Because of their ambivalence about dying, suicidal individuals usually give warning signs or signals of their intentions. The best way to prevent suicide is to know and watch for these warning signs and to get involved if you spot them. If you believe that a friend or family member is suicidal, you can play a role in suicide prevention by pointing out the alternatives, showing that you care, and getting a doctor or psychologist involved.

Common Misconceptions about Suicide

FALSE: People who talk about suicide won’t really do it.
Almost everyone who commits or attempts suicide has given some clue or warning. Do not ignore suicide threats. Statements like “you’ll be sorry when I’m dead,” “I can’t see any way out,” — no matter how casually or jokingly said may indicate serious suicidal feelings.

FALSE: Anyone who tries to kill him/herself must be crazy.
Most suicidal people are not psychotic or insane. They must be upset, grief-stricken, depressed or despairing, but extreme distress and emotional pain are not necessarily signs of mental illness.

FALSE: If a person is determined to kill him/herself, nothing is going to stop him/her.
Even the most severely depressed person has mixed feelings about death, wavering until the very last moment between wanting to live and wanting to die. Most suicidal people do not want death; they want the pain to stop. The impulse to end it all, however overpowering, does not last forever.
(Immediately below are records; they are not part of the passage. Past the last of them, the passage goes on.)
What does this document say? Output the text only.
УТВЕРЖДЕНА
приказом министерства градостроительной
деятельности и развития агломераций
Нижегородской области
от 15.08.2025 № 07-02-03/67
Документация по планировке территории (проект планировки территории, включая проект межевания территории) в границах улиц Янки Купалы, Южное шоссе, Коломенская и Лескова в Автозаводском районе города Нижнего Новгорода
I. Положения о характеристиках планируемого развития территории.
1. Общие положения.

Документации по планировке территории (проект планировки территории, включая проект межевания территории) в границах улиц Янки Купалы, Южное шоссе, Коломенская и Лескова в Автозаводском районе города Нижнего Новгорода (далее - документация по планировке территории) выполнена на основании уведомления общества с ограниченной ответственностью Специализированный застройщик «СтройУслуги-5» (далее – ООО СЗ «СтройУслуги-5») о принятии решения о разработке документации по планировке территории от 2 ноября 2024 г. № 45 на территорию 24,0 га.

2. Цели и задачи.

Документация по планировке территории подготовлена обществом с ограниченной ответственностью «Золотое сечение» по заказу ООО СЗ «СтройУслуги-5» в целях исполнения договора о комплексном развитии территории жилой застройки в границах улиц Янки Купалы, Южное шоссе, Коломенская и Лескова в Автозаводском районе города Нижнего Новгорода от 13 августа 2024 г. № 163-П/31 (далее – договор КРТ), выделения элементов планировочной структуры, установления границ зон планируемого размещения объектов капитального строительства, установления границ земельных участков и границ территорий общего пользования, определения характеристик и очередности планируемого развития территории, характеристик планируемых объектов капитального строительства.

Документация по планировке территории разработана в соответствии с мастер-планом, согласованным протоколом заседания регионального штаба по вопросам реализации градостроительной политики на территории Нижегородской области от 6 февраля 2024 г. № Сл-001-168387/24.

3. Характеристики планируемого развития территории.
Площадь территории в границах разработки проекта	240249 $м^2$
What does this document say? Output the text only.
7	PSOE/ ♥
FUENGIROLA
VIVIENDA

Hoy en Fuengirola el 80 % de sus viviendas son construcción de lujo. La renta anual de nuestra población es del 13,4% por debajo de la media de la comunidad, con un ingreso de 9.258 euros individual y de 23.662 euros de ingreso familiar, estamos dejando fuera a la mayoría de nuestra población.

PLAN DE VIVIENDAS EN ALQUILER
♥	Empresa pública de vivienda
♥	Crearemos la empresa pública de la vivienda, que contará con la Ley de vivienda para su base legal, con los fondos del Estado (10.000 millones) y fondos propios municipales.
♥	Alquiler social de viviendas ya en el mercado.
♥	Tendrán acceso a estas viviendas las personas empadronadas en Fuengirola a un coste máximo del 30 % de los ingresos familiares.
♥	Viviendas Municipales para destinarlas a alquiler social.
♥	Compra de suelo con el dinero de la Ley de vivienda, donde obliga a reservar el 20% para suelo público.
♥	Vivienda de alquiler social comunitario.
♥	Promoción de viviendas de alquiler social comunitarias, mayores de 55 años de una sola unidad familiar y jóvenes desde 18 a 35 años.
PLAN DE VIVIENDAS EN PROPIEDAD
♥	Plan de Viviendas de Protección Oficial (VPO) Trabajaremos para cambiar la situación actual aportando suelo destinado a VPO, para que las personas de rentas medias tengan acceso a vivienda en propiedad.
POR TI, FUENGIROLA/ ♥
FALSE: People who commit suicide are people who were unwilling to seek help . 
Studies of suicide victims have shown that more then half had sought medical help within six month before their deaths.

FALSE: Talking about suicide may give someone the idea.
You don’t give a suicidal person morbid ideas by talking about suicide. The opposite is true –bringing up the subject of suicide and discussing it openly is one of the most helpful things you can do.